It's quite a leap from the cosily feelgood Olympic celebration of all things British to the gobsmacking sight of Vincent Cassel with half his head sheared off by a bullet.
Yet that's the trip director Danny Boyle has made with this darkly convoluted thriller. As he says: "It was lovely to be able to work at night on our evil cousin of the Olympic opening ceremony."
A slightly ill-at-ease James McAvoy plays Simon, a fine art auctioneer with a gambling problem that is solved overnight when he agrees to be inside man for cultured tea-leaf Franck's (Cassel) raid on his auction house.

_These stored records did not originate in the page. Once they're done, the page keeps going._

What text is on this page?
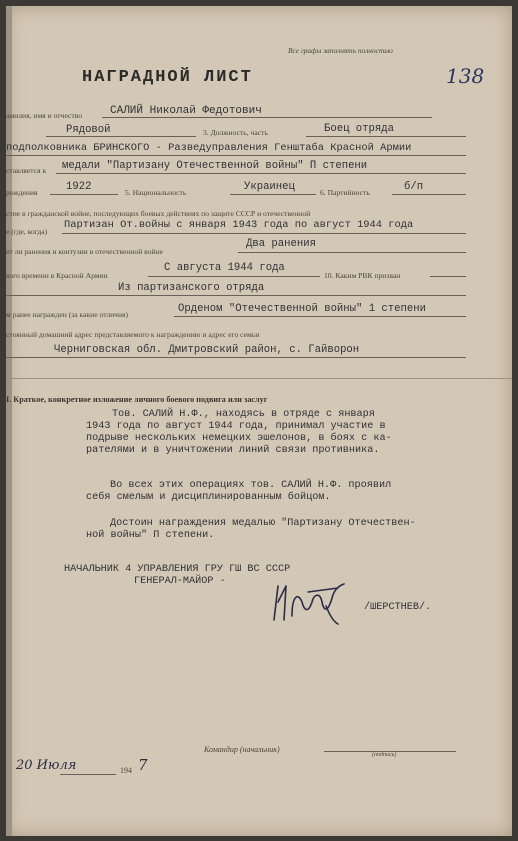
Все графы заполнять полностью
138
НАГРАДНОЙ ЛИСТ
амилия, имя и отчество	САЛИЙ Николай Федотович
Рядовой	3. Должность, часть	Боец отряда
подполковника БРИНСКОГО - Разведуправления Генштаба Красной Армии
ставляется к медали "Партизану Отечественной войны" П степени
рождения	1922	5. Национальность	Украинец	6. Партийность	б/п
стие в гражданской войне, последующих боевых действиях по защите СССР и отечественной
е (где, когда)
Партизан От.войны с января 1943 года по август 1944 года
ет ли ранения и контузии в отечественной войне
Два ранения
кого времени в Красной Армии
С августа 1944 года
10. Каким РВК призван
Из партизанского отряда
м ранее награжден (за какие отличия)	Орденом "Отечественной войны" 1 степени
стоянный домашний адрес представляемого к награждению и адрес его семьи
Черниговская обл. Дмитровский район, с. Гайворон
I. Краткое, конкретное изложение личного боевого подвига или заслуг
Тов. САЛИЙ Н.Ф., находясь в отряде с января
1943 года по август 1944 года, принимал участие в
подрыве нескольких немецких эшелонов, в боях с ка-
рателями и в уничтожении линий связи противника.
Во всех этих операциях тов. САЛИЙ Н.Ф. проявил
себя смелым и дисциплинированным бойцом.
Достоин награждения медалью "Партизану Отечествен-
ной войны" П степени.
НАЧАЛЬНИК 4 УПРАВЛЕНИЯ ГРУ ГШ ВС СССР
ГЕНЕРАЛ-МАЙОР -
/ШЕРСТНЕВ/.
20 Июля	194 7
Командир (начальник)
(подпись)
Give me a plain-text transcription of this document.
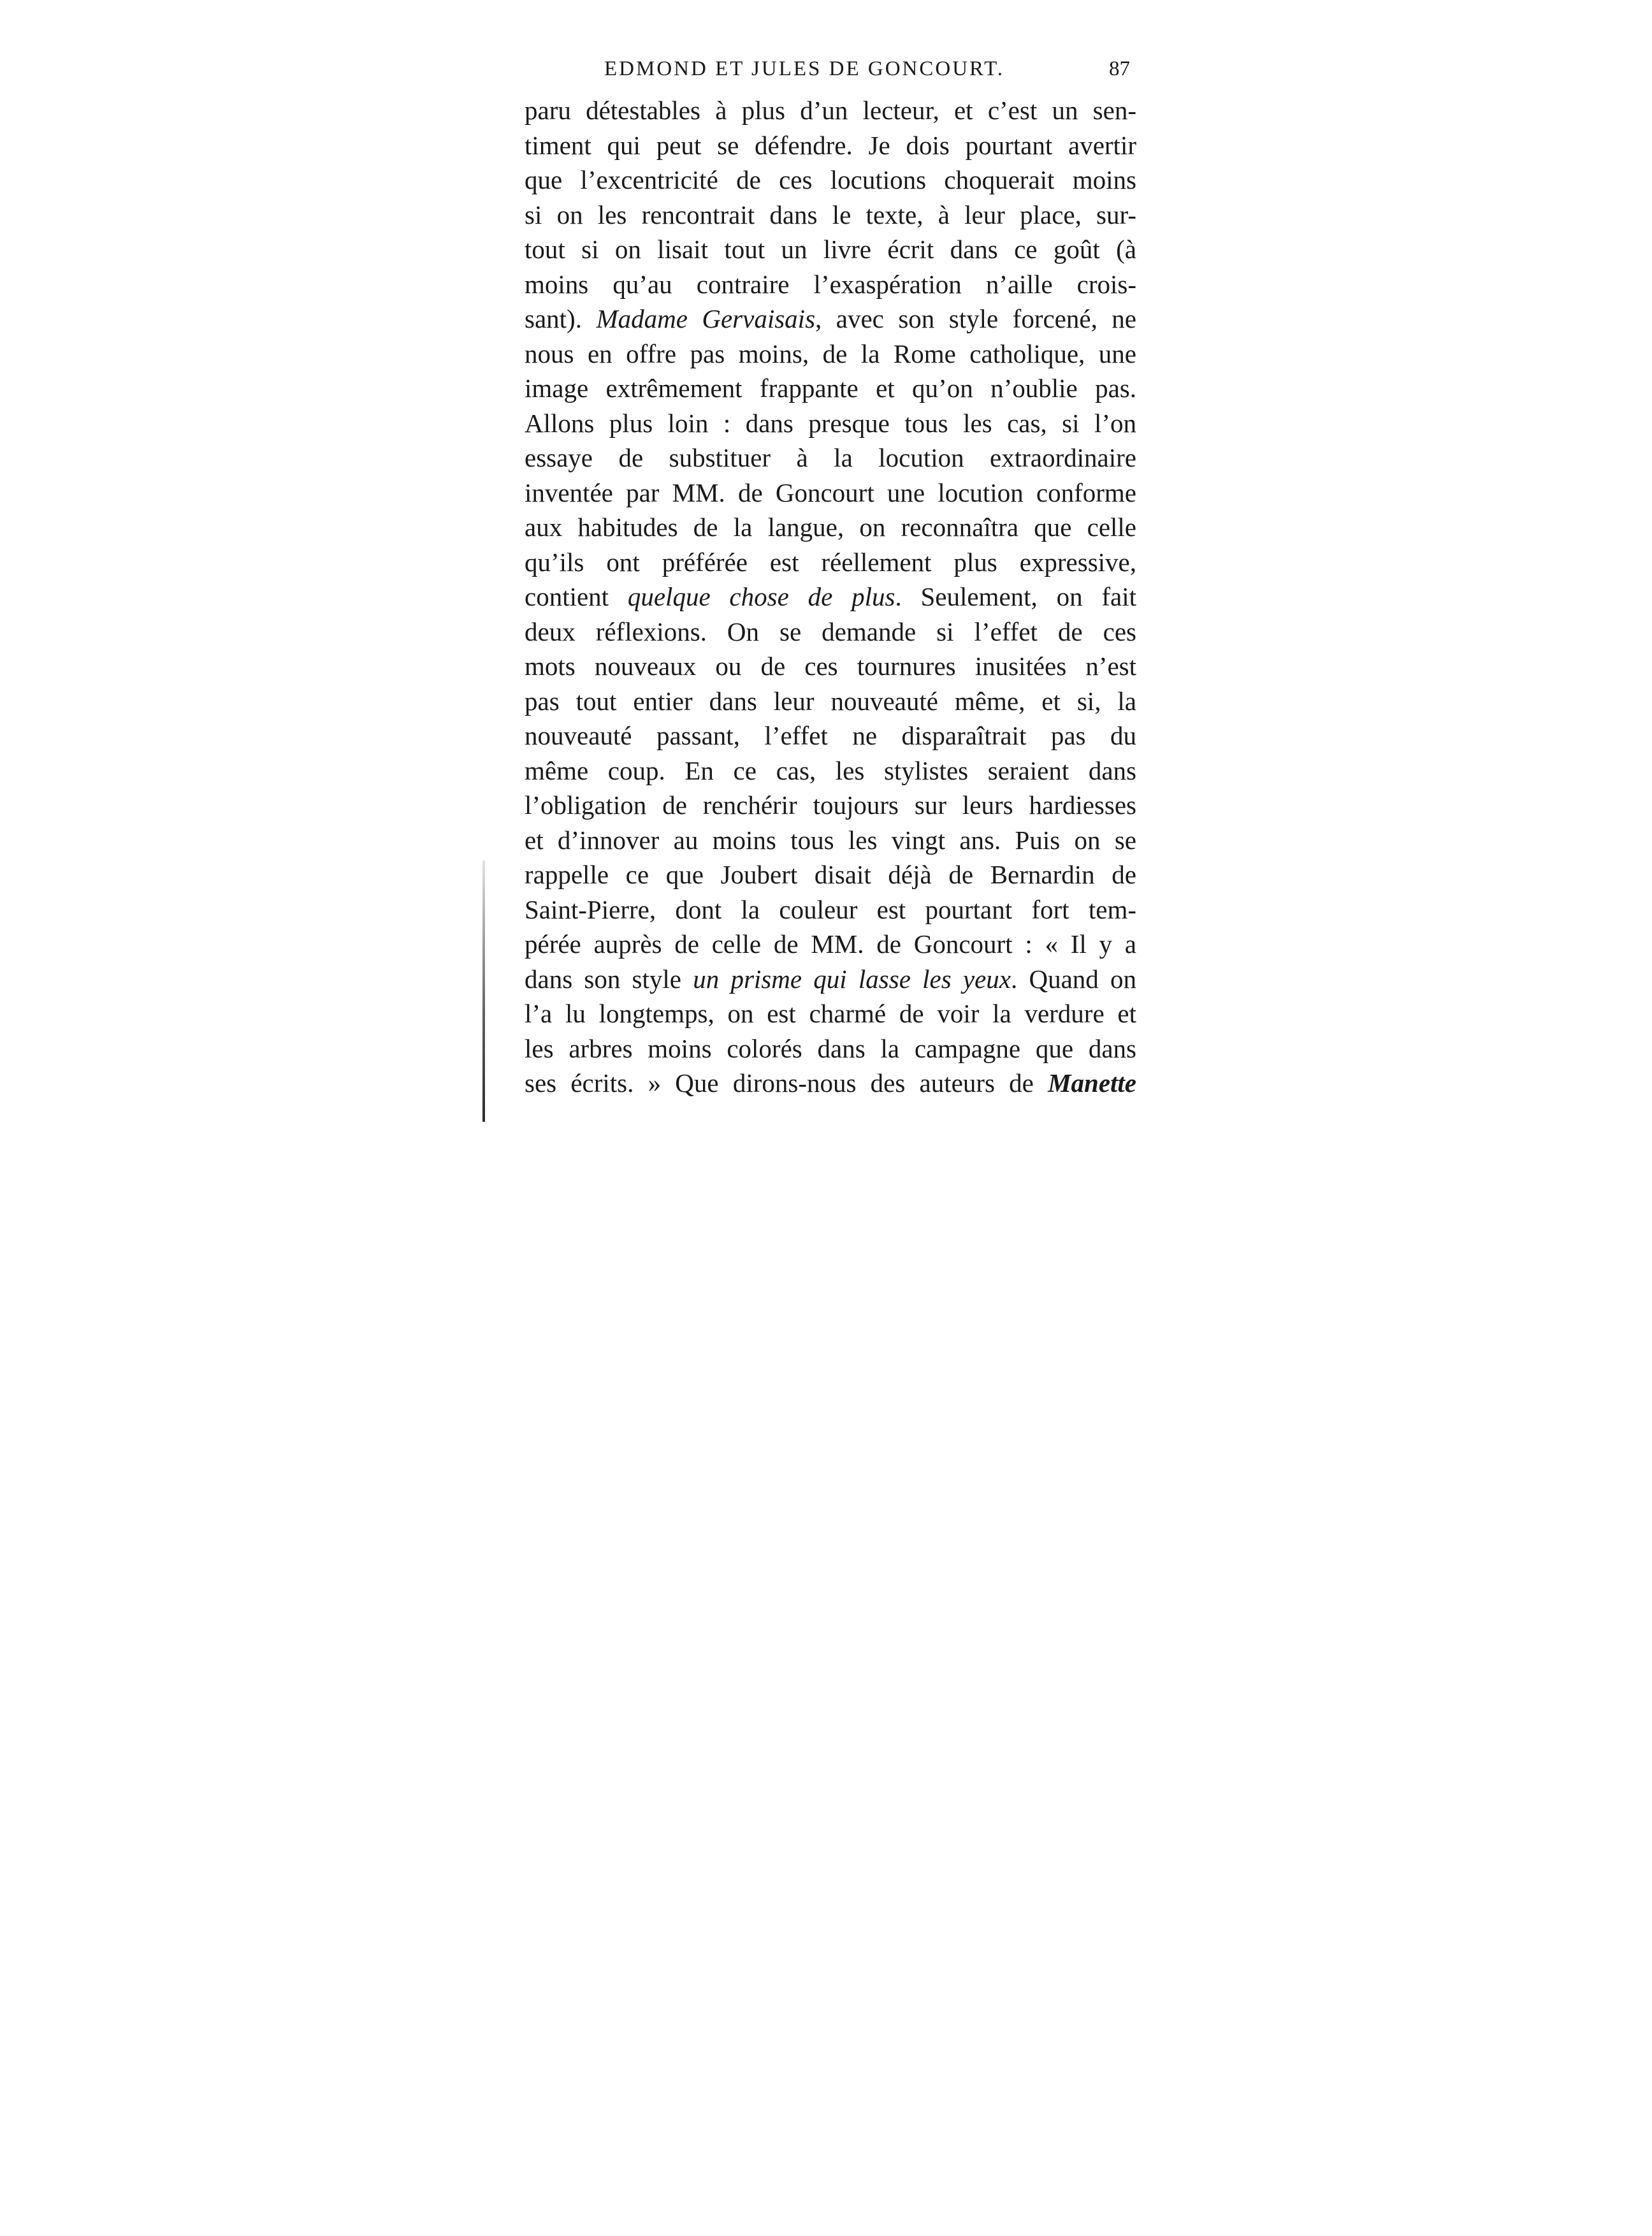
EDMOND ET JULES DE GONCOURT.	87
paru détestables à plus d’un lecteur, et c’est un sen-
timent qui peut se défendre. Je dois pourtant avertir
que l’excentricité de ces locutions choquerait moins
si on les rencontrait dans le texte, à leur place, sur-
tout si on lisait tout un livre écrit dans ce goût (à
moins qu’au contraire l’exaspération n’aille crois-
sant). Madame Gervaisais, avec son style forcené, ne
nous en offre pas moins, de la Rome catholique, une
image extrêmement frappante et qu’on n’oublie pas.
Allons plus loin : dans presque tous les cas, si l’on
essaye de substituer à la locution extraordinaire
inventée par MM. de Goncourt une locution conforme
aux habitudes de la langue, on reconnaîtra que celle
qu’ils ont préférée est réellement plus expressive,
contient quelque chose de plus. Seulement, on fait
deux réflexions. On se demande si l’effet de ces
mots nouveaux ou de ces tournures inusitées n’est
pas tout entier dans leur nouveauté même, et si, la
nouveauté passant, l’effet ne disparaîtrait pas du
même coup. En ce cas, les stylistes seraient dans
l’obligation de renchérir toujours sur leurs hardiesses
et d’innover au moins tous les vingt ans. Puis on se
rappelle ce que Joubert disait déjà de Bernardin de
Saint-Pierre, dont la couleur est pourtant fort tem-
pérée auprès de celle de MM. de Goncourt : « Il y a
dans son style un prisme qui lasse les yeux. Quand on
l’a lu longtemps, on est charmé de voir la verdure et
les arbres moins colorés dans la campagne que dans
ses écrits. » Que dirons-nous des auteurs de Manette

The heist - beautifully orchestrated and scored by Boyle in a sort of condensed Thomas Crown Affair style - goes well...until Cassel whacks him over the head as the gang is frantically extricating itself from the crime scene.
Recovering consciousness, Simon realises he can't remember where he stashed the priceless object of the robbery - a Goya - which is bad news for Franck, very bad news for Simon, and appalling news for his fingernails.
When tortured digits fail to reveal the wherabouts of the masterpiece, Franck hits on the idea of using a hypnotherapist - Elizabeth (Dawson) - to recover Simon's memory of what happened. However, what he recalls would probably have been best left forgotten.
This is a slick caper driven by a pounding soundtrack (Boyle even finds room for flavour of the month David Bowie), top cinematography (London out-glams Manhattan) and a top-notch cast.